Clint Eastwood... Il serait présomptueux de prétendre écrire quoi que ce soit qui n’aurait déjà été dit sur ce monstre sacré du cinéma. Je vais toutefois m’essayer à cet exercice maintes fois répété.
Jeune acteur, c’est le Western qui va le révéler. En effet, c’est en tant que cowboy dans des Etats-Unis fraichement marqués par la guerre de Sécession qu’il fait ses débuts dans la série télévisée Rawhide. Mais c’est sous la férule de l’immense Sergio Leone qu’il va connaître ses premières heures de gloire dans la « Trilogie du Dollar » : « Pour une poignée de dollars », « …et pour quelques dollars de plus » et « Le bon, la Brute et le Truand » connaissent un grand succès à travers le monde, hissant son interprète principal au rang de star montante du cinéma mondial.
Dès lors, sa carrière d’acteur ne cesse de faire de lui, au grès de prestations souvent impeccables, un monstre sacré du cinéma. Ce « titre honorifique » est souvent attribué à une carrière d’acteur longue de 54 années (jusqu’à Gran Torino), mais Eastwood le doit certainement plus encore à sa passion pour la réalisation. Ses films sont généralement de facture assez classique, sans démonstration technique (si ce n’est la stupéfiante beauté des images) ni effets tapageurs, afin de privilégier des scénarios finement ciselés qui traitent généralement de l’histoire des Etats-Unis à travers des histoires humaines souvent poignantes.
Million Dollar Baby ne déroge pas à la règle. Sortit dans les salles françaises en Mars 2005, il est empreint du classicisme de son réalisateur. Dès les premières minutes, les notes de « Blue Morgan » retentissent, et vous emportent dans un modeste gymnase où flottent encore les souvenirs et les rêves brisés d’anciens boxers coachés par Frankie, et son éternel ami Scrap. C’est la rencontre avec Maggie Fitzgerald, une boxeuse quelconque à qui la vie n’a pas fait de cadeaux qui va bouleverser le quotidien tranquille de ces deux hommes.

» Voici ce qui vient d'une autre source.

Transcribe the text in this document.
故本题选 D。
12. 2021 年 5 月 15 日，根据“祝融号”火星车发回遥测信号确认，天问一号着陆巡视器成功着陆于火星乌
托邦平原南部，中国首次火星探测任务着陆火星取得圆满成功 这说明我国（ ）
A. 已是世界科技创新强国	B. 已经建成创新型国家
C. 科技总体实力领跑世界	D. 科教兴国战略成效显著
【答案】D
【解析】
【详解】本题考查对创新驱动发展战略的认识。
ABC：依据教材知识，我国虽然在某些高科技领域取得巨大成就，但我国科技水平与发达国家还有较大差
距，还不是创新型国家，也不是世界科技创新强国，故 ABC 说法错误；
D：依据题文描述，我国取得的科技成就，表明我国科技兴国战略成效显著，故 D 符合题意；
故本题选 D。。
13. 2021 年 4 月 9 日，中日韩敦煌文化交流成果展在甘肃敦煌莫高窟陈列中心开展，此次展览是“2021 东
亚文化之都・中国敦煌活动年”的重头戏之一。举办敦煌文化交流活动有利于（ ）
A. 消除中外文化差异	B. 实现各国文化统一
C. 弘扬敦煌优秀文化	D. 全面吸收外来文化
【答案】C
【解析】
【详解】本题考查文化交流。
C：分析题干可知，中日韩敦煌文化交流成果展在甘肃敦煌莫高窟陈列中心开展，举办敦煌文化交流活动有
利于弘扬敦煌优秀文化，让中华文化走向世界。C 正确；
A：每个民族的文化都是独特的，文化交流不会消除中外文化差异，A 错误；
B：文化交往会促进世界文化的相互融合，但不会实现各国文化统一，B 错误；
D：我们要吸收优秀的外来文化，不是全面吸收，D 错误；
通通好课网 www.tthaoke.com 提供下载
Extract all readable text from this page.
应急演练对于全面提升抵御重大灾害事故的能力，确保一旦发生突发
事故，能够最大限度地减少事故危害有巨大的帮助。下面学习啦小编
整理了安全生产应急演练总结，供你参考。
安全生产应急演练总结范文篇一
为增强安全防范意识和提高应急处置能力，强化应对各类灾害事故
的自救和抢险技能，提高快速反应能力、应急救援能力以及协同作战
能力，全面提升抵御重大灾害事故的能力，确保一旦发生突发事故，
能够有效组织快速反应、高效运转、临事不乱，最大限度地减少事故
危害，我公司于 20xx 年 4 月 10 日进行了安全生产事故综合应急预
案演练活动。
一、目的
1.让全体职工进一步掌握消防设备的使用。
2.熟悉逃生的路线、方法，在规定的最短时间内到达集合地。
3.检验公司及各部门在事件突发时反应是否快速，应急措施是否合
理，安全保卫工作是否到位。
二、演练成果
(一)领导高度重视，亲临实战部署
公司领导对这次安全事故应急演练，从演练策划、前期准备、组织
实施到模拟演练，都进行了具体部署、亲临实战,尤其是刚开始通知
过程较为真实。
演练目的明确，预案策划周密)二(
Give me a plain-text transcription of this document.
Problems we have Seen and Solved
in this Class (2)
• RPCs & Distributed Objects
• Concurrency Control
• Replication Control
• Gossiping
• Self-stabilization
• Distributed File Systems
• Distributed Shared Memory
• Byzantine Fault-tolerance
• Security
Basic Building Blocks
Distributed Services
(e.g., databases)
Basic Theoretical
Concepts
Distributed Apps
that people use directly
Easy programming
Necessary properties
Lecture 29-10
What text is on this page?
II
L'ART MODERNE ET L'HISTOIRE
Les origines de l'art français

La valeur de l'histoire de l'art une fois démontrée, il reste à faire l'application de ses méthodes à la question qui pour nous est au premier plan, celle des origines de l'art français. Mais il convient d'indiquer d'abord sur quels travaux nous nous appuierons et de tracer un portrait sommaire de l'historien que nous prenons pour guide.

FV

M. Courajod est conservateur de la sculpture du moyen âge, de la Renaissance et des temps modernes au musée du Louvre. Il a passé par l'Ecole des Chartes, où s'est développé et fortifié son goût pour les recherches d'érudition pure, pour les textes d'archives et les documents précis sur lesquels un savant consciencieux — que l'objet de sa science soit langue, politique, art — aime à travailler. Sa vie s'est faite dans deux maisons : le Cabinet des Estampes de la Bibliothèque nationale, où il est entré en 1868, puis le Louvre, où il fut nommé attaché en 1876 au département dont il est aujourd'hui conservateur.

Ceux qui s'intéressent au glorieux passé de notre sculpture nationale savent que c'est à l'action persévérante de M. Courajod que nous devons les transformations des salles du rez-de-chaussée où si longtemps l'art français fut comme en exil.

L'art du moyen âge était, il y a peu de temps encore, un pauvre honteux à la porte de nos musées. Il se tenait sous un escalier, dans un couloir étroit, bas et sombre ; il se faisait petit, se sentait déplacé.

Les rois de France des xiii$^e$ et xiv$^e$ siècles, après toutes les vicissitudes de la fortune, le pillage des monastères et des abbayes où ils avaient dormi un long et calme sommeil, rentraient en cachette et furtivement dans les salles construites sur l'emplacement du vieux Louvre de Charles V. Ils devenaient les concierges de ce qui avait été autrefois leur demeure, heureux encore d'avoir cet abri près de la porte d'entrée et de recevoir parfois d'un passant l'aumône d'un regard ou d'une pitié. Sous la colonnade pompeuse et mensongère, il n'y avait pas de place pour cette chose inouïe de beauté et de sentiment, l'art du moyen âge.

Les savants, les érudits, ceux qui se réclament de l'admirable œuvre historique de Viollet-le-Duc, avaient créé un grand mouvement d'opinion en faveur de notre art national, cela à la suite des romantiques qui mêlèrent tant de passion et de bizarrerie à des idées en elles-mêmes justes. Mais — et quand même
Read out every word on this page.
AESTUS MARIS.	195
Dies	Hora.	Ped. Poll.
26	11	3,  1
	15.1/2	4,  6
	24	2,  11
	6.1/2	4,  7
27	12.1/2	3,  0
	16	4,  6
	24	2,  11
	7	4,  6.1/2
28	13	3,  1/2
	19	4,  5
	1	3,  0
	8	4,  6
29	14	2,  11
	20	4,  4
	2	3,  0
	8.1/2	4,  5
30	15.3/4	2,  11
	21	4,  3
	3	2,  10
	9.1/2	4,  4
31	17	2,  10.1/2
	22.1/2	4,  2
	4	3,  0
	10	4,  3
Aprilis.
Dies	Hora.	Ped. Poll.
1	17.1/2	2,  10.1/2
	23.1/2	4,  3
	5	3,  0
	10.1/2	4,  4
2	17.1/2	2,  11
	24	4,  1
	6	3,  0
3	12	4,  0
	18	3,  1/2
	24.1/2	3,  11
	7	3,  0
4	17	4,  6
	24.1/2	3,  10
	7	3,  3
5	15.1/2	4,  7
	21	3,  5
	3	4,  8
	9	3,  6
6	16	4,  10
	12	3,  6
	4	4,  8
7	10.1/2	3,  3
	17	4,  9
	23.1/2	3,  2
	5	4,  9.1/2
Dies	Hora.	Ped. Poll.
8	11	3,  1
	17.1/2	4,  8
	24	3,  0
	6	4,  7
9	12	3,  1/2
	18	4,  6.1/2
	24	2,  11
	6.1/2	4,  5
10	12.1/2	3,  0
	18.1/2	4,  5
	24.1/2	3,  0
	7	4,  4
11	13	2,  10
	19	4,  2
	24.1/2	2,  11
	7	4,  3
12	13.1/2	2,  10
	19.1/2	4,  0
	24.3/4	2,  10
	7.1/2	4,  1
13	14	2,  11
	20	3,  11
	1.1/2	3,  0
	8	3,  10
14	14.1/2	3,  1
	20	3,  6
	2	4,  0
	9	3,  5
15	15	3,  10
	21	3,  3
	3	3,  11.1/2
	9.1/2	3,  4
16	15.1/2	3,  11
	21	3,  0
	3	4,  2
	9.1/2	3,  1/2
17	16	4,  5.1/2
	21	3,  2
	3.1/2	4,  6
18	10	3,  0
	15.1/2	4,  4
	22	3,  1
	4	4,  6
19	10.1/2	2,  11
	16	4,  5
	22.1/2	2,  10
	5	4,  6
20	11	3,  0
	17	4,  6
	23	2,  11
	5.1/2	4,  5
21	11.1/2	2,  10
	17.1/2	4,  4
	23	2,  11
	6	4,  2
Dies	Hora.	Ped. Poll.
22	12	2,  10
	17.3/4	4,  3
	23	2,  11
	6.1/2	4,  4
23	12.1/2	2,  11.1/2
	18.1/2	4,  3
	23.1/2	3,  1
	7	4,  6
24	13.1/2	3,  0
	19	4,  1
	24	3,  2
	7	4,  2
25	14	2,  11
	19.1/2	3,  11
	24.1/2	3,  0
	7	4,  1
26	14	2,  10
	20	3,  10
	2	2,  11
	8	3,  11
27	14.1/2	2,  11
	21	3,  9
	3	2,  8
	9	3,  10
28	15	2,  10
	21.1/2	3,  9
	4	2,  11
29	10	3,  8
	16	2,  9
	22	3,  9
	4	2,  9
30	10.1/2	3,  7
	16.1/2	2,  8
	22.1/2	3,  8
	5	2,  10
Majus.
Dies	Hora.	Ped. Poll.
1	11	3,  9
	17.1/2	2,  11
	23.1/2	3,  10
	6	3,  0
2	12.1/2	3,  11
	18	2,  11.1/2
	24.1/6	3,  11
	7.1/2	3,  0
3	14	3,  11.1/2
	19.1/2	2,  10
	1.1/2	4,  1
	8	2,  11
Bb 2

Un talent limité, mais une envie et une abnégation sans failles pour atteindre son but, c’est un peu l’histoire du rêve américain, du self-made man qui part de rien avant de construire son empire. Partant d’un synopsis assez basique, Clint Eastwood nous livre finalement une perle narrative. Les multiples rebondissements qui accompagnent la montée en puissance de l’héroïne sont parfaitement orchestrés : ses hauts, ses bas, et la complicité qui s’installe entre les deux protagonistes que tout oppose. D’un côté, un coach sexiste frustré par la perte d’un poulain candidat au titre mondial et de l’autre, cette femme qui manque cruellement de talent, qui a déjà un âge avancé (pour une boxeuse), et qui est de sexe féminin, ce qui aux yeux de son coach constitue son principal défaut.
Au-delà de cette histoire ambivalente, faite d’ascension vers les sommets et de descente aux enfers, la qualité du film réside dans les partitions sans failles de ses acteurs, Hillary Swank en tête. Personne n’aurait pu être aussi crédible qu’elle dans le rôle de Maggie, dans ce personnage peu épargné par la vie, et qui voit ses rêves partir en fumée quant elle les touche du doigt. Sa beauté très singulière ajoute énormément de charme et d’émotion à son interprétation. Que dire, également, de Clint Eastwood et de Morgan Freeman qui n’en sont plus à leurs premiers coups d’essai, et qui montrent là toute leur expérience et leur talent dans des partitions sans fausses notes. L’ensemble des personnages qui gravitent autour d’eux s’en tirent également à bon compte, avec une mention spéciale aux différentes boxeuses et à la famille Fitzgerald, incroyable de réalisme dans des rôles ingrats.
Au-delà du film de boxe « standard », de la violence et du réalisme parfois douloureux des combats, Million Dollar Baby est avant tout un plaidoyer pour de nombreuses causes chères au réalisateur. Tout d’abord, la liberté d’autrui de disposer comme il l’entend de sa vie, à travers le thème de l’euthanasie. C’est également un vibrant hommage au sport et ses valeurs, comme l’effort, l’humilité et l’abnégation. Enfin, le tour de force de ce bijou est d’être aussi, et avant tout, un bel hymne à l’amour, tout en retenue, symbolisée par la délicate dévotion de Frankie pour Maggie dans la 3ème partie du film.
Comme souvent après un film réalisé par Clint Eastwood, on sort du visionnage avec la gorge nouée, « retourné » et mélancolique. C’est encore plus le cas ici avec Million Dollar Baby, que je placerai au sommet des réalisations de l’américain, en compagnie, excusez du peu, de « Sur la Route de Madison » ou « Gran Torino ».